The respondents represent large enterprises with big security budgets. The report finds that 55% of respondents spend more than $100,000 on each new cybersecurity tool or solution. While spending is high, so is dissatisfaction with vendors who simply don’t guarantee specific results or fail to provide adequate, data-driven descriptions of the benefits their products offer. And it all starts with the sales pitch: 53% of respondents say most or all vendors rely on unclear, opaque, and ambiguous data. Vendors often fail to articulate the value of their products and their claims are difficult to verify. They also fail to keep their promises nearly half the time and rarely make check-in calls after closing sales.
Other key data points include:
- 42% of respondents say cybersecurity products deliver value “sometimes,” but it is difficult or impossible to prove that value.
- 44% of respondents say “most or all vendors obfuscate their tech”.
- 47% of respondents say that vendors deliver on their obligations only half of the time or less.
- 49% of respondents say vendors share little to no reliable information about product roadmaps.
In other words, they don’t share how far into the future their products will still be relevant in a continuously-evolving cybersecurity landscape.
“Through in-depth conversations with our customers, we sensed a growing and widespread frustration with the majority of cybersecurity vendors out there,” said David Appelbaum, chief marketing officer at Valimail. “That is why we decided to conduct this research — to highlight this problem and call on our peers and colleagues to help change the face of cybersecurity for the better. This includes eliminating jargon, stating plainly what customers are buying and what results they can expect, and working with them to ensure those results are realized. The bottom line is that the industry is not keeping pace with the bad guys — and that is bad for everyone. At Valimail, we have always strived for clarity, transparency, and customer satisfaction – along with a guaranteed outcome: DMARC enforcement.”

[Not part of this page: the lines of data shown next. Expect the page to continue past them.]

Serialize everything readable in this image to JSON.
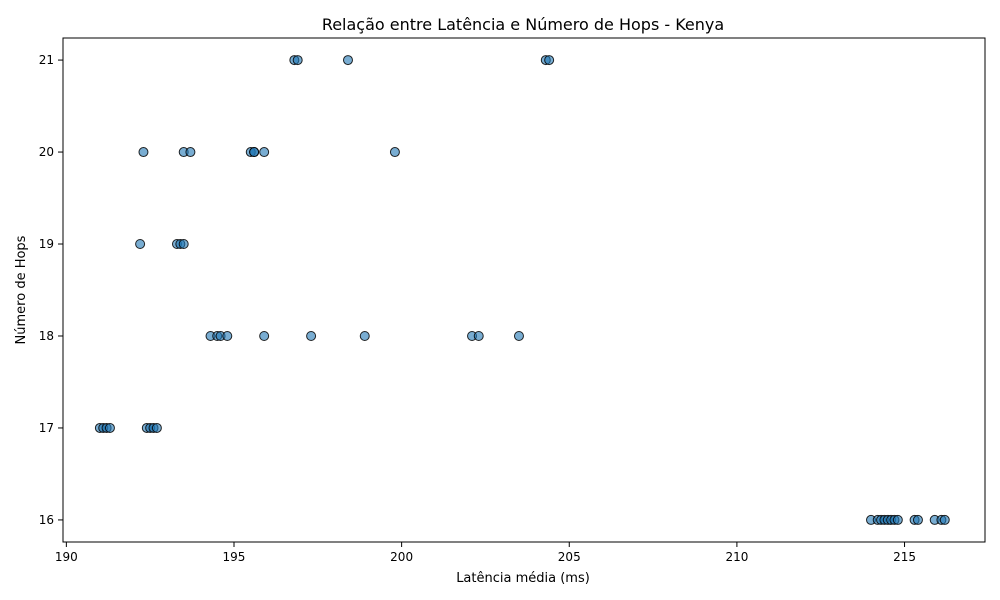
{
  "chart_data": {
    "type": "scatter",
    "title": "Relação entre Latência e Número de Hops - Kenya",
    "xlabel": "Latência média (ms)",
    "ylabel": "Número de Hops",
    "xlim": [
      189.9,
      217.4
    ],
    "ylim": [
      15.76,
      21.24
    ],
    "xticks": [
      190,
      195,
      200,
      205,
      210,
      215
    ],
    "yticks": [
      16,
      17,
      18,
      19,
      20,
      21
    ],
    "grid": false,
    "marker_color": "#1f77b4",
    "edge_color": "#000000",
    "series": [
      {
        "points": [
          [
            196.8,
            21
          ],
          [
            196.9,
            21
          ],
          [
            198.4,
            21
          ],
          [
            204.3,
            21
          ],
          [
            204.4,
            21
          ],
          [
            192.3,
            20
          ],
          [
            193.5,
            20
          ],
          [
            193.7,
            20
          ],
          [
            195.5,
            20
          ],
          [
            195.6,
            20
          ],
          [
            195.6,
            20
          ],
          [
            195.9,
            20
          ],
          [
            199.8,
            20
          ],
          [
            192.2,
            19
          ],
          [
            193.3,
            19
          ],
          [
            193.4,
            19
          ],
          [
            193.5,
            19
          ],
          [
            194.3,
            18
          ],
          [
            194.5,
            18
          ],
          [
            194.6,
            18
          ],
          [
            194.8,
            18
          ],
          [
            195.9,
            18
          ],
          [
            197.3,
            18
          ],
          [
            198.9,
            18
          ],
          [
            202.1,
            18
          ],
          [
            202.3,
            18
          ],
          [
            203.5,
            18
          ],
          [
            191.0,
            17
          ],
          [
            191.1,
            17
          ],
          [
            191.2,
            17
          ],
          [
            191.3,
            17
          ],
          [
            192.4,
            17
          ],
          [
            192.5,
            17
          ],
          [
            192.6,
            17
          ],
          [
            192.7,
            17
          ],
          [
            214.0,
            16
          ],
          [
            214.2,
            16
          ],
          [
            214.3,
            16
          ],
          [
            214.4,
            16
          ],
          [
            214.5,
            16
          ],
          [
            214.6,
            16
          ],
          [
            214.7,
            16
          ],
          [
            214.8,
            16
          ],
          [
            215.3,
            16
          ],
          [
            215.4,
            16
          ],
          [
            215.9,
            16
          ],
          [
            216.1,
            16
          ],
          [
            216.2,
            16
          ]
        ]
      }
    ]
  }
}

Based on the research findings, the promise of DMARC enforcement is a critical one, as 72% of respondents said they are very or extremely concerned about email-based threats, which remains the leading attack vector for all breaches. Additionally, 48% indicated they are very or extremely likely to buy a product that promises to combat business email compromise (BEC) attacks, a problem that DMARC at enforcement significantly reduces.
To learn more, download Valimail’s full report here: https://www.valimail.com/resources/hype-hope-and-cybersecurity/
The survey was based on 296 responses from a broad cross-section of company sizes and revenues and eight industry verticals, including federal and state and local government, technology services, finance, education, manufacturing, medical and health care, legal/real estate and retail and wholesale distribution. Among respondents, 40% hold data and cybersecurity job titles of director or above. The survey was conducted in October 2019 by C.A. Walker Research Solutions.